Относительное содержание растворенного кислорода было достаточно высоким (рис. 3д). В поверхностных водах, несмотря на относительно высокую температуру (11–12°С и более), содержание растворенного кислорода достигало почти 9 мл/л. Насыщение воды кислородом доходило до 129% и нигде не опускалось ниже 80%. Наибольшее содержание растворенного кислорода и степень насыщения вод кислородом были отмечены у поверхности на станциях № 5320 и 5321, где положение фронта менялось с вертикального на горизонтальное. Наиболее высокое содержание фосфатов (рис. 3б) и нитратного азота (рис. 3е) наблюдалось на поверхности самой южной станции разреза (№ 5324). По мере продвижения на север их содержание быстро убывало. Севернее станции 5313 содержание растворенного неорганического фосфора в поверхностном слое воды могло опускаться до 0.02 µМ, а содержание нитратного азота – до аналитического нуля. Стоит также отметить необычно низкое содержание аммонийного азота на разрезе: от 0.04 до 0.52 µМ (рис. 3г). Содержание нитритного азота, напротив, достигало 0.8 µМ, в некоторых случаях его концентрация даже превышала содержание азота в нитратной и аммонийной формах. Типичный для работ предыдущих лет [1] придонный максимум фосфатов и нитратного азота не был обнаружен.

Обилие бактериопланктона на разрезе вдоль эстуария Оби изменялось от 98 до 4500 тыс.кл/мл (рис. 3в). В водах соленостью от 0.15 до 17 psu численность бактерий колебалась в пределах от 500 до 4467 тыс.кл/мл, составляя в среднем 2604 ± ± 436 тыс. кл/мл. При значениях солености более 22 psu этот показатель составлял в среднем 468 ± ± 91 тыс. кл/мл, изменяясь в пределах от 98 до 1263 тыс. кл/мл.

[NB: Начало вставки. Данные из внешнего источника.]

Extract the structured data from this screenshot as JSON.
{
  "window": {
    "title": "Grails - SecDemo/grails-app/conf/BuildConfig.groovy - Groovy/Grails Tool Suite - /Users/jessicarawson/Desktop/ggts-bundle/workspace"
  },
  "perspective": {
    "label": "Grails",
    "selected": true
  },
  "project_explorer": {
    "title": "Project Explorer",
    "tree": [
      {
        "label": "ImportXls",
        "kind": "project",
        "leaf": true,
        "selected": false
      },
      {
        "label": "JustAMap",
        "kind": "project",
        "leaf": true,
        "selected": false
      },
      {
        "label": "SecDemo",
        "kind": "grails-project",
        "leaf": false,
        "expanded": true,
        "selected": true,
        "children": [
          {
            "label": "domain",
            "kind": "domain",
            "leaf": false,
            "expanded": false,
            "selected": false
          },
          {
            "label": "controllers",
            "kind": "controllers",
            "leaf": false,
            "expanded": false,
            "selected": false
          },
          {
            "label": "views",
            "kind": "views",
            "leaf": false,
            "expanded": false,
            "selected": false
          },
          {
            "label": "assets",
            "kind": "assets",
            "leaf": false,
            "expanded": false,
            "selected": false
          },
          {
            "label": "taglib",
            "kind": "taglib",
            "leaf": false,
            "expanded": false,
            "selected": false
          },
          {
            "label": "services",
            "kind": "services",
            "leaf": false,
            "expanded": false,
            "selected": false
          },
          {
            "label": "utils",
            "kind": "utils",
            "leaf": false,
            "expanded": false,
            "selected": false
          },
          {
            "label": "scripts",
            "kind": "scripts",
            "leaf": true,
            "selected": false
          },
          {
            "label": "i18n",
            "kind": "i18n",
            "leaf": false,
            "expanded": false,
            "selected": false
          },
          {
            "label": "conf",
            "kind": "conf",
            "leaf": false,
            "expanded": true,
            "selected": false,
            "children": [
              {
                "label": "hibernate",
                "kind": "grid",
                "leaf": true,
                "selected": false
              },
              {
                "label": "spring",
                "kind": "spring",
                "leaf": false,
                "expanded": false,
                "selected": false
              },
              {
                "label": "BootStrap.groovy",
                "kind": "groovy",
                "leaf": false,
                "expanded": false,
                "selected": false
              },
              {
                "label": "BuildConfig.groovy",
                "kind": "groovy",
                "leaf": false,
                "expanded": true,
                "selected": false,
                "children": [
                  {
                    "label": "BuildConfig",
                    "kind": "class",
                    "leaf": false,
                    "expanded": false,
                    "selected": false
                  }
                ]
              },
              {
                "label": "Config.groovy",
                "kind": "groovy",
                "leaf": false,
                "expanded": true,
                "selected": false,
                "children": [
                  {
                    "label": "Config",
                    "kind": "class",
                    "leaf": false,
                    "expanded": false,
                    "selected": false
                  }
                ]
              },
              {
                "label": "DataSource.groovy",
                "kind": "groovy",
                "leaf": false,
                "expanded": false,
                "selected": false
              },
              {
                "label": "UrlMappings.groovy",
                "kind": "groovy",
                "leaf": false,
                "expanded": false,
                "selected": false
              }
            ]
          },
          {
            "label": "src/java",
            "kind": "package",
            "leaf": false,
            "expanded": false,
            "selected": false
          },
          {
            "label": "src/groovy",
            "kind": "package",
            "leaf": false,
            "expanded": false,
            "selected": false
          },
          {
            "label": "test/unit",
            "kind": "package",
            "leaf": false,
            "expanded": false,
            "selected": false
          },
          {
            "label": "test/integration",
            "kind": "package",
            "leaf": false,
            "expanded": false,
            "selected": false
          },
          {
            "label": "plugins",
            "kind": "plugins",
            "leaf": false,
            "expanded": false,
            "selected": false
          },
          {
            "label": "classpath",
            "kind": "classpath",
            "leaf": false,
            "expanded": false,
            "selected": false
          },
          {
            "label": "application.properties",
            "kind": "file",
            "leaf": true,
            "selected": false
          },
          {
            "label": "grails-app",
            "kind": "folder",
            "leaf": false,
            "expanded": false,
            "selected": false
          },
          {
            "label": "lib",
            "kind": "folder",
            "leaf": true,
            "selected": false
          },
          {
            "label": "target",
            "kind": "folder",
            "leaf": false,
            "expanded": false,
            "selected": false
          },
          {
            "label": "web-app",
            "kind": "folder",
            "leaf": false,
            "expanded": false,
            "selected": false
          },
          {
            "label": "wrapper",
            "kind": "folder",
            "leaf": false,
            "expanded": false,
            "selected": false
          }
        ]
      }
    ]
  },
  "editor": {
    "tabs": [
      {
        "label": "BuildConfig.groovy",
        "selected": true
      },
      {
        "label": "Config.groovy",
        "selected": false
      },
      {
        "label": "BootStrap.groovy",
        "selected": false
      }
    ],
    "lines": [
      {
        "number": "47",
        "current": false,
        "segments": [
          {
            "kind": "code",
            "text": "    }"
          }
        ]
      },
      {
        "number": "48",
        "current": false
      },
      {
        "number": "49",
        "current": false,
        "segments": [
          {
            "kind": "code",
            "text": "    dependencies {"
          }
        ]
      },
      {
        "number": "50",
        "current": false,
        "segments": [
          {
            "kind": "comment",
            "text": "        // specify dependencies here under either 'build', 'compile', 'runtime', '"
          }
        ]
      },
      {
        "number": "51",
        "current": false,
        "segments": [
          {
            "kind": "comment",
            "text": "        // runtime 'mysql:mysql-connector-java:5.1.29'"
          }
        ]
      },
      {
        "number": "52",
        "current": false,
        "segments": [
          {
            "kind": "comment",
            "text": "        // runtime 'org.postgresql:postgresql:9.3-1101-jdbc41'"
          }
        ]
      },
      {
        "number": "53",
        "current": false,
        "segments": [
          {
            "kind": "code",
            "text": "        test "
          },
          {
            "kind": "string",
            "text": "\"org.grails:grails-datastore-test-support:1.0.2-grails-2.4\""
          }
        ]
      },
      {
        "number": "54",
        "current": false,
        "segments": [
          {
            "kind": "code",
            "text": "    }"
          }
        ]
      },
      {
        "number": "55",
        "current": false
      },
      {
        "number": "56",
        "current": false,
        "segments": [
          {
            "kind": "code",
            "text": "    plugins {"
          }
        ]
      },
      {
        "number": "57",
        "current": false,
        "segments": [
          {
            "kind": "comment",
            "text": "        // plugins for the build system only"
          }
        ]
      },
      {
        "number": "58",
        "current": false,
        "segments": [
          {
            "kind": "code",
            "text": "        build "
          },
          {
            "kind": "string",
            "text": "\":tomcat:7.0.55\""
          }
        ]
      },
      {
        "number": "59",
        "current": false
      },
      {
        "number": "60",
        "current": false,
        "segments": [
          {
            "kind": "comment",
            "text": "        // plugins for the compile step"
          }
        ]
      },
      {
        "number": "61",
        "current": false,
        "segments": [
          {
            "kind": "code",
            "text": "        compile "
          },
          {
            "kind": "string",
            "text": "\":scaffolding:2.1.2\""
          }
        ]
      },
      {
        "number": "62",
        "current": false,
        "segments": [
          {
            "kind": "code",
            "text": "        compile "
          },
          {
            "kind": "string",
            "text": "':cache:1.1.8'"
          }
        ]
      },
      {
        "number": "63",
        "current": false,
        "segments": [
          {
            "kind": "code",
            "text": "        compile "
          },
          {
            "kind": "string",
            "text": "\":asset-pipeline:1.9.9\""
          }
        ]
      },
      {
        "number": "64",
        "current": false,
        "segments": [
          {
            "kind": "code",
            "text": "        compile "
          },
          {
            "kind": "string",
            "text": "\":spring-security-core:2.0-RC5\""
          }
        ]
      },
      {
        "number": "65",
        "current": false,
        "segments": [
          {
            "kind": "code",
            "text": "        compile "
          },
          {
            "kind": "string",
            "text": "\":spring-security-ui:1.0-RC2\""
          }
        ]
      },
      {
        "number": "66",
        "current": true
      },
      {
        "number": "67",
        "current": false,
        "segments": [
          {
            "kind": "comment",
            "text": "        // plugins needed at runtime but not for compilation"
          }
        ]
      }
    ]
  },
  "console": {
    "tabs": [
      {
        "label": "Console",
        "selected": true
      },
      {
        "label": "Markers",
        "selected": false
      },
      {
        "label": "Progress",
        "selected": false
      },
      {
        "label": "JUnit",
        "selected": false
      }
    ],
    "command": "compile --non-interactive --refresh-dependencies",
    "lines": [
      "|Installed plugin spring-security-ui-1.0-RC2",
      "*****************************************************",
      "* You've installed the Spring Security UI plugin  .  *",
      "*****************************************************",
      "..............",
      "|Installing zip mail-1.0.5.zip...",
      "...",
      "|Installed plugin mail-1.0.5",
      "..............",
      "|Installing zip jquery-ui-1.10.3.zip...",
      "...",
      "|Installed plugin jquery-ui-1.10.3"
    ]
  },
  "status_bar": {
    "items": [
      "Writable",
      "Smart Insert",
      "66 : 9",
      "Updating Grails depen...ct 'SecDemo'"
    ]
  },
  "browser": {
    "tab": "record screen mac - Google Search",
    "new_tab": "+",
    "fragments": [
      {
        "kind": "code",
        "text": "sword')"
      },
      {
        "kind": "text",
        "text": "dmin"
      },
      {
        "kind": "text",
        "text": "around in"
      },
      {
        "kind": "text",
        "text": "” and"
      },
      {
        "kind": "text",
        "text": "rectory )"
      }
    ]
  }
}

Доля клеток с высоким содержанием нуклеиновых кислот варьировала от 11 до 87%. В южной части разреза (вплоть до станции 5317) доля клеток с высоким содержанием нуклеиновых кислот не превышала 65%, составляя в среднем 44 ± 6%, тогда как севернее величины этого показателя варьировали от 48 до 81%, составляя в среднем 54 ± ± 6% в поверхностном слое воды и 76 ± 3% ниже пикноклина.

Величина бактериальной биомассы изменялась от 1.4 до 53.65 мгС/м3. В водах соленостью менее 17 psu среднее значение этого показателя составляло 28.7 ± 8.62 мгС/м3, тогда как при солености более 22 psu средняя величина биомассы бактериопланктона снижалась до 6.19 ± 1.06 мгС/м3.

Максимальная величина бактериальной продукции наблюдались в поверхностном горизонте станции 5313, где на фоне высоких показателей биомассы и удельной скорости роста (2.81 сут–1) ее значение достигало 150.73 мгС/м3 в сутки. В остальных точках величина продукции варьировала от 0.18 до 26.3 мгС/м3 в сутки, а удельная скорость роста от 0.05 до 3.29 сут–1. Средние величины бактериальной продукции для вод соленостью менее 8 и более 22 psu составляли 17.43 и 4.91 мгС/м3 в сутки соответственно, однако большой разброс значений не позволяет говорить о достоверности этих различий. Значения удельной продукции, усредненные для столба воды, напротив, возрастали по направлению к морю с 0.8 до 1.52 сут–1.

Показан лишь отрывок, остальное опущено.